Bence hayat gelmesin abi

Bu bloga başladığım zaman herkes gibi nacizane mal bir üniversite öğrencisiydim efendim. Hani hayatın bir türlü seni çekemediği çocukluk yıllarından sonra, küskün ergenliğini lisede geçirirsin ve sonra hayat sana burası kastı artık gel başka yere geçelim der ama o yer tam olarak neresi tarif etmez ve sen de adres sormak insanlık iç güdülerime hakarettir düsturu ile 2. vitese takıp "1. dönemin harcı peşin + kaparo" üniversitelerinin birinde "yaşadığım ülkede geçerli bir meslek okumalıyım" bölümlerinden birine girersin. Orada senin gibi hayat tarafından ekilmiş bir grup insanla hayata küfrede küfrede kafelere gidersin, dersi kırarsın, bira içersin. Yıllar geçtikçe o insanlara bir şeyler olur, herkes sonunda hayatla deliler gibi sevişecekmiş gibi büyümenin derdine düşer. Büyümek çocukken izin verilmeyen şeyleri yapabilmek iken, gençliğinde insanların gösterdiği kapılardan geçmek, başarı basamaklarını tırmanmak, takım elbise giyip fön çektirmektir artık. İşsizlik diye adlandırılan pezevengin orospusu olmuşsundur. Girersin sen de o sınavlara, bir sene önce hayatta işim olmaz dediğin bankanın cevap kağıdına dalmıştır gözün, yanında eşantiyon anahtarlığın, nasıl düştüm ben bu yola dersin. İş arama sitelerinden, cv'lerden bahseder herkes.

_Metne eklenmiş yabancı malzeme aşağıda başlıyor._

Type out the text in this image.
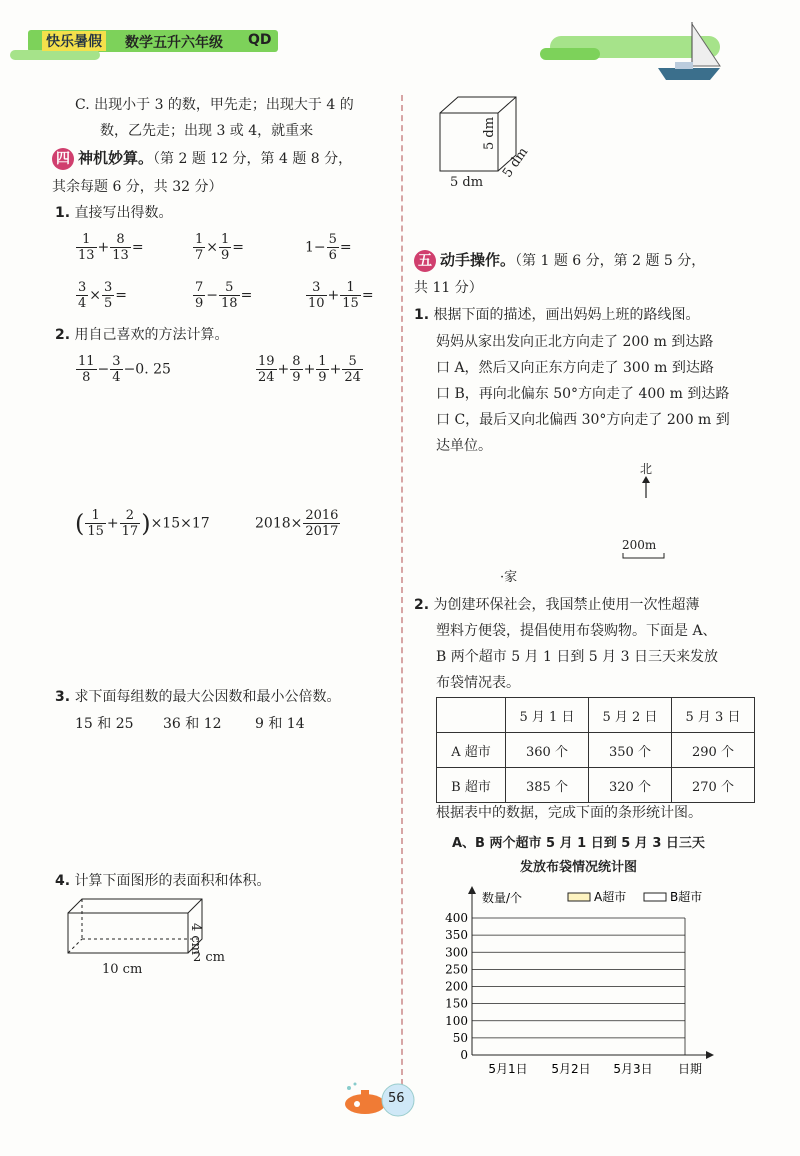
快乐暑假 数学五升六年级 QD
C. 出现小于 3 的数，甲先走；出现大于 4 的
数，乙先走；出现 3 或 4，就重来
四 神机妙算。（第 2 题 12 分，第 4 题 8 分，
其余每题 6 分，共 32 分）
1. 直接写出得数。
$\frac{1}{13} + \frac{8}{13}$ =	$\frac{1}{7} \times \frac{1}{9}$ =	$1- \frac{5}{6}$ =
$\frac{3}{4} \times \frac{3}{5}$ =	$\frac{7}{9} - \frac{5}{18}$ =	$\frac{3}{10} + \frac{1}{15}$ =
2. 用自己喜欢的方法计算。
$\frac{11}{8} - \frac{3}{4} -0$. 25	$\frac{19}{24} + \frac{8}{9} + \frac{1}{9} + \frac{5}{24}$
( $\frac{1}{15} + \frac{2}{17} )\times 15\times 17$	$2018\times \frac{2016}{2017}$
3. 求下面每组数的最大公因数和最小公倍数。
15 和 25 36 和 12 9 和 14
4. 计算下面图形的表面积和体积。
10 cm
4 cm
2 cm
5 dm
5 dm
5 dm
五 动手操作。（第 1 题 6 分，第 2 题 5 分，
共 11 分）
1. 根据下面的描述，画出妈妈上班的路线图。
妈妈从家出发向正北方向走了 200 m 到达路
口 A，然后又向正东方向走了 300 m 到达路
口 B，再向北偏东 50°方向走了 400 m 到达路
口 C，最后又向北偏西 30°方向走了 200 m 到
达单位。
北
200m
·家
2. 为创建环保社会，我国禁止使用一次性超薄
塑料方便袋，提倡使用布袋购物。下面是 A、
B 两个超市 5 月 1 日到 5 月 3 日三天来发放
布袋情况表。
	5 月 1 日	5 月 2 日	5 月 3 日
A 超市	360 个	350 个	290 个
B 超市	385 个	320 个	270 个
根据表中的数据，完成下面的条形统计图。
A、B 两个超市 5 月 1 日到 5 月 3 日三天
发放布袋情况统计图
0
50
100
150
200
250
300
350
400
数量/个	A超市	B超市
5月1日 5月2日 5月3日 日期
56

Hangi sınav hangi tarihte, başvurusu ne zaman, mülakatı ne zaman gibi soruların cevabını barındıran" sınav guide" arkadaşların arar haftada bir seni. Herkes çok heveslidir topuklu ayakkabı ile mermer yerlerde yürümeye, slim fit ceketler içinde incecik kıravatlar takmaya. Hayat herkesi arayıp nerede olduğunu söylemişte özellikle senin gelmeni istememiş gibi boktan bir psikolojiye girersin. Daha ne kadar dibi görebilirim derken sevgilin aldatır seni. Kaldın mı tek başına, kaldın.
Şimdi git bi iki elini yüzünü yıka, otur, sevdiğin çizgi filmi aç gecenin bir yarısı, abur cubur ye, sonra yat. Sabah kalktığında şunu bil, sen aslında büyüdün sadece bunu göstermek için değişmene gerek yok. Sen yemene izin verilen o tek çeşit şekerlemeyi elinin tersi ile iten yürekli bir çocuksun. Sen şekerleme kabına uzanabilmek için büyüdüğünü bilen ve şimdi kimsenin sana çocuk muamelesi yapmasına tahammülü olmayan olgun bir yetişkinsin.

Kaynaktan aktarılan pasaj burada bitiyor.